L’œuvre d’Auteuil, lieu privilégié de collaboration
Cette amitié s’épanouit par le concours de plusieurs circonstances. Le P. Brottier avait noté, dans ses premières impressions sur l’Œuvre d’Auteuil - appelée alors Œuvre des Orphelins-Apprentis - qu’il y avait bien une chapelle à la disposition des jeunes, mais que ce local ne convenait plus: " Il faudrait qu'une vraie chapelle s'élevât, dans laquelle les chers petits trouveraient plus facilement et plus confortablement la paix intérieure, le courage, la vertu que leurs âmes viennent plusieurs fois par jour chercher près de Jésus. ".

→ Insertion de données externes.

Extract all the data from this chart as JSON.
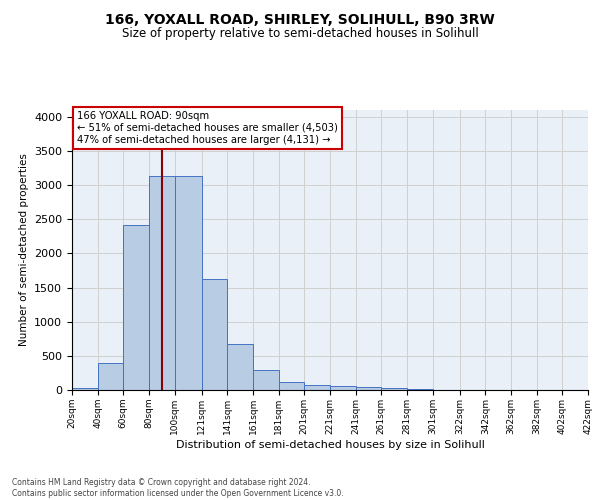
{
  "title": "166, YOXALL ROAD, SHIRLEY, SOLIHULL, B90 3RW",
  "subtitle": "Size of property relative to semi-detached houses in Solihull",
  "xlabel": "Distribution of semi-detached houses by size in Solihull",
  "ylabel": "Number of semi-detached properties",
  "bar_color": "#b8cce4",
  "bar_edge_color": "#4472c4",
  "grid_color": "#d0d0d0",
  "bg_color": "#eaf0f8",
  "vline_x": 90,
  "vline_color": "#8b0000",
  "annotation_text": "166 YOXALL ROAD: 90sqm\n← 51% of semi-detached houses are smaller (4,503)\n47% of semi-detached houses are larger (4,131) →",
  "annotation_box_color": "#ffffff",
  "annotation_box_edge": "#cc0000",
  "footer_text": "Contains HM Land Registry data © Crown copyright and database right 2024.\nContains public sector information licensed under the Open Government Licence v3.0.",
  "bin_edges": [
    20,
    40,
    60,
    80,
    100,
    121,
    141,
    161,
    181,
    201,
    221,
    241,
    261,
    281,
    301,
    322,
    342,
    362,
    382,
    402,
    422
  ],
  "bin_labels": [
    "20sqm",
    "40sqm",
    "60sqm",
    "80sqm",
    "100sqm",
    "121sqm",
    "141sqm",
    "161sqm",
    "181sqm",
    "201sqm",
    "221sqm",
    "241sqm",
    "261sqm",
    "281sqm",
    "301sqm",
    "322sqm",
    "342sqm",
    "362sqm",
    "382sqm",
    "402sqm",
    "422sqm"
  ],
  "counts": [
    30,
    390,
    2420,
    3130,
    3130,
    1630,
    680,
    300,
    115,
    70,
    55,
    50,
    30,
    15,
    5,
    5,
    3,
    2,
    1,
    1
  ],
  "ylim": [
    0,
    4100
  ],
  "yticks": [
    0,
    500,
    1000,
    1500,
    2000,
    2500,
    3000,
    3500,
    4000
  ]
}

L’Œuvre d’Auteuil, fondée par l’abbé Roussel en 1865, abritait à ses débuts les groupes dits de la Première Communion : des enfants abandonnés à la rue s’y succédaient tous les 4 mois par groupes d’une cinquantaine pour une sorte de retraite de catéchèse les conduisant à faire leur première communion. Progressivement, cette œuvre s’était complété d’une dimension humanitaire : il s’agissait de doter aussi les enfants d’un métier, l’action spirituelle ne suffisant pas à assurer leur avenir.
En même temps qu’il ressentait la nécessité de donner à ses jeunes une chapelle plus décente, le P. Brottier était frappé par la rencontre de deux faits qu’il comprenait comme un appel: il se trouvait maintenant à la tête de l’Œuvre d’Auteuil, lui que Thérèse avait particulièrement protégé; et Thérèse était la protectrice de cette Œuvre depuis une trentaine d’années, grâce à Sœur Marie Castel, sa jeune compagne au Carmel de Lisieux, fille d’un fidèle collaborateur de l’abbé Roussel.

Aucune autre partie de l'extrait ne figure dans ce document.